# Composition of velocities

### Galilean result

Suppose we have three frames - unprimed, primed and double-primed - where the primed frame is moving at speed $v$ relative to the unprimed frame, and the double-primed frame is moving at speed $u$ relative to the primed frame.

We would like to know the speed of the double-primed frame, $w$ say, relative to the unprimed frame.

For Galileo and everyone else before Einstein, this simply would have been the sum of the two velocities, $$w = u + v$$

For example, if $$v = u = \frac{3}{4}$$ then according to Galileo, $$w = \frac{3}{4} + \frac{3}{4} = \frac{3}{2} \gt 1$$

But we know that this cannot be correct because nothing can travel faster than the speed of light, which we have taken to be $c \equiv 1$, as usual.

### Relativistic result

The correct value is $$w = \frac{u+v}{1+uv}$$ which we can compute by compounding the matrices representing the two boosts corresponding to $v$ and $u$.
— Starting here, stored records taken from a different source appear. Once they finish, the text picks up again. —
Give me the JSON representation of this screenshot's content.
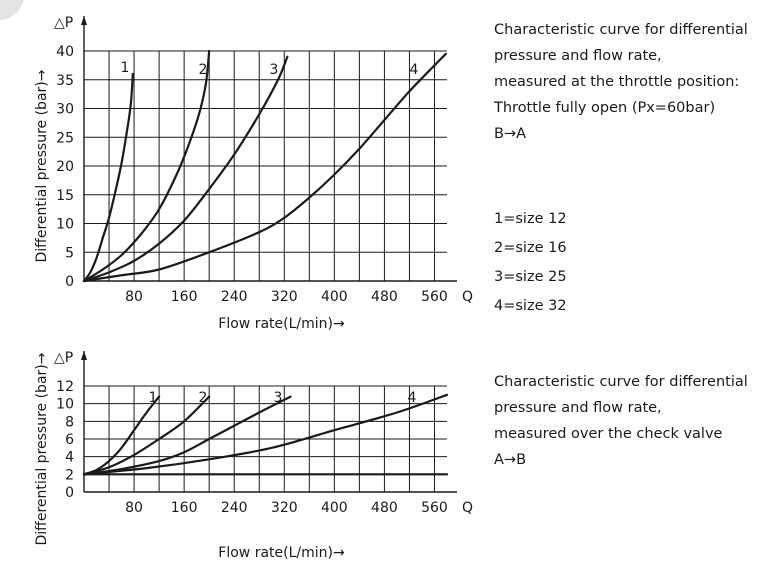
{
  "chart_data": [
    {
      "type": "line",
      "title": "",
      "xlabel": "Flow rate(L/min)→",
      "ylabel": "Differential pressure (bar)→",
      "y_symbol": "△P",
      "x_symbol": "Q",
      "xlim": [
        0,
        580
      ],
      "ylim": [
        0,
        40
      ],
      "x_ticks": [
        80,
        160,
        240,
        320,
        400,
        480,
        560
      ],
      "y_ticks": [
        0,
        5,
        10,
        15,
        20,
        25,
        30,
        35,
        40
      ],
      "x_grid_step": 40,
      "grid": true,
      "series": [
        {
          "name": "1",
          "x": [
            0,
            10,
            20,
            30,
            40,
            50,
            60,
            70,
            75,
            78
          ],
          "y": [
            0,
            1.5,
            4,
            7.5,
            11,
            15.5,
            20.5,
            27,
            31,
            36
          ]
        },
        {
          "name": "2",
          "x": [
            0,
            30,
            60,
            90,
            120,
            150,
            170,
            185,
            195,
            200
          ],
          "y": [
            0,
            2,
            4.5,
            8,
            12.5,
            19,
            24.5,
            29.5,
            34.5,
            40
          ]
        },
        {
          "name": "3",
          "x": [
            0,
            40,
            80,
            120,
            160,
            200,
            240,
            280,
            310,
            325
          ],
          "y": [
            0,
            1.5,
            3.5,
            6.5,
            10.5,
            16,
            22,
            29,
            35,
            39
          ]
        },
        {
          "name": "4",
          "x": [
            0,
            60,
            120,
            200,
            280,
            320,
            360,
            400,
            440,
            480,
            520,
            560,
            578
          ],
          "y": [
            0,
            1,
            2,
            5,
            8.5,
            11,
            14.5,
            18.5,
            23,
            28,
            33,
            37.5,
            39.5
          ]
        }
      ]
    },
    {
      "type": "line",
      "title": "",
      "xlabel": "Flow rate(L/min)→",
      "ylabel": "Differential pressure (bar)→",
      "y_symbol": "△P",
      "x_symbol": "Q",
      "xlim": [
        0,
        580
      ],
      "ylim": [
        0,
        12
      ],
      "x_ticks": [
        80,
        160,
        240,
        320,
        400,
        480,
        560
      ],
      "y_ticks": [
        0,
        2,
        4,
        6,
        8,
        10,
        12
      ],
      "x_grid_step": 40,
      "grid": true,
      "baseline": {
        "x": [
          0,
          580
        ],
        "y": [
          2,
          2
        ]
      },
      "series": [
        {
          "name": "1",
          "x": [
            0,
            20,
            40,
            60,
            80,
            100,
            120
          ],
          "y": [
            2,
            2.5,
            3.5,
            5,
            7,
            9,
            10.8
          ]
        },
        {
          "name": "2",
          "x": [
            0,
            40,
            80,
            120,
            160,
            200
          ],
          "y": [
            2,
            2.8,
            4.2,
            6,
            8,
            10.8
          ]
        },
        {
          "name": "3",
          "x": [
            0,
            60,
            120,
            160,
            200,
            240,
            280,
            330
          ],
          "y": [
            2,
            2.6,
            3.5,
            4.5,
            6,
            7.5,
            9,
            10.8
          ]
        },
        {
          "name": "4",
          "x": [
            0,
            100,
            200,
            300,
            400,
            500,
            580
          ],
          "y": [
            2,
            2.7,
            3.7,
            5,
            7,
            9,
            11
          ]
        }
      ]
    }
  ],
  "description_top": {
    "lines": [
      "Characteristic curve for differential",
      "pressure and flow rate,",
      "measured at the throttle position:",
      "Throttle fully open (Px=60bar)",
      "B→A"
    ]
  },
  "legend": {
    "items": [
      "1=size 12",
      "2=size 16",
      "3=size 25",
      "4=size 32"
    ]
  },
  "description_bottom": {
    "lines": [
      "Characteristic curve for differential",
      "pressure and flow rate,",
      "measured over the check valve",
      "A→B"
    ]
  }
}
These are \begin{align*}\begin{bmatrix}t'\\x'\end{bmatrix} &= \gamma_v\begin{bmatrix}1&-v\\-v&1\end{bmatrix} \begin{bmatrix}t\\x\end{bmatrix}\\\begin{bmatrix}t''\\x''\end{bmatrix} &= \gamma_u\begin{bmatrix}1&-u\\-u&1\end{bmatrix} \begin{bmatrix}t'\\x'\end{bmatrix}\end{align*} where we have dropped the irrelevant $(y, z)$ components, and written \begin{align*}\gamma_v &= \frac{1}{\sqrt{1 - v^2}}\\\gamma_u &= \frac{1}{\sqrt{1 - u^2}}\end{align*}

Since we do know that the double-primed frame is moving at a constant speed relative to the unprimed frame, we expect $w$ to satisfy $$\begin{bmatrix}t''\\x''\end{bmatrix} = \gamma_w\begin{bmatrix}1&-w\\-w&1\end{bmatrix} \begin{bmatrix}t\\x\end{bmatrix}$$ where $$\gamma_w = \frac{1}{\sqrt{1 - w^2}}$$

Now, \begin{align*}\begin{bmatrix}t''\\x''\end{bmatrix} &= \gamma_u\begin{bmatrix}1&-u\\-u&1\end{bmatrix} \begin{bmatrix}t'\\x'\end{bmatrix}\\&= \gamma_u \gamma_v \begin{bmatrix}1&-u\\-u&1\end{bmatrix}\begin{bmatrix}1&-v\\-v&1\end{bmatrix} \begin{bmatrix}t\\x\end{bmatrix}\\&= \gamma_u \gamma_v \begin{bmatrix}1+uv&-(u+v)\\-(u+v)&1+uv\end{bmatrix}\begin{bmatrix}t\\x\end{bmatrix}\\&= \left(1+uv\right)\gamma_u \gamma_v\begin{bmatrix}1&-\frac{u+v}{1+uv}\\-\frac{u+v}{1+uv}&1\end{bmatrix}\begin{bmatrix}t\\x\end{bmatrix}\end{align*}

We would like to take $$w = \frac{u+v}{1+uv}$$ but that would require that $$\gamma_w = \left(1+uv\right)\gamma_u \gamma_v$$

But, \begin{align*}\left(1+uv\right)\gamma_u \gamma_v &= \frac{1+uv}{\sqrt{\left(1 - v^2\right)\left(1 - u^2\right)}}\\&= \frac{1+uv}{\sqrt{\left(1 + uv\right)^2 - \left(u + v\right)^2}}\\&= \frac{1}{\sqrt{1 - \left(\frac{u+v}{1+uv}\right)^2}}\\&= \gamma_w\end{align*}

### Justifications

If we try our example again, where $$v = u = \frac{3}{4}$$ then $$w = \frac{3/4 + 3/4}{1+9/16} = \frac{3/2}{25/16} = \frac{24}{25} \lt 1$$

More generally if $v, u \lt 1$, so that $1 - v \lt 1$ as well, then \begin{align*} & u\left(1 - v\right) \lt 1 - v\\\Rightarrow & u + v \lt 1 + uv\\\Rightarrow & \frac{u + v}{1 + uv} \lt 1\end{align*}

In the case where one of $v,u = 1$, then we get $$\frac{u + 1}{1 + u\cdot1} = 1$$ and similarly, if both $v = u = 1$ then $$\frac{1 + 1}{1 + 1\cdot1} = 1$$

Finally, if we put back in the speed of light, $c \neq 1$, so that $$w = \frac{u + v}{1 + uv/c^2}$$ and if $u,v$ are small compared to $c$, then we recover the intuitive, Galilean result, $w = u + v$.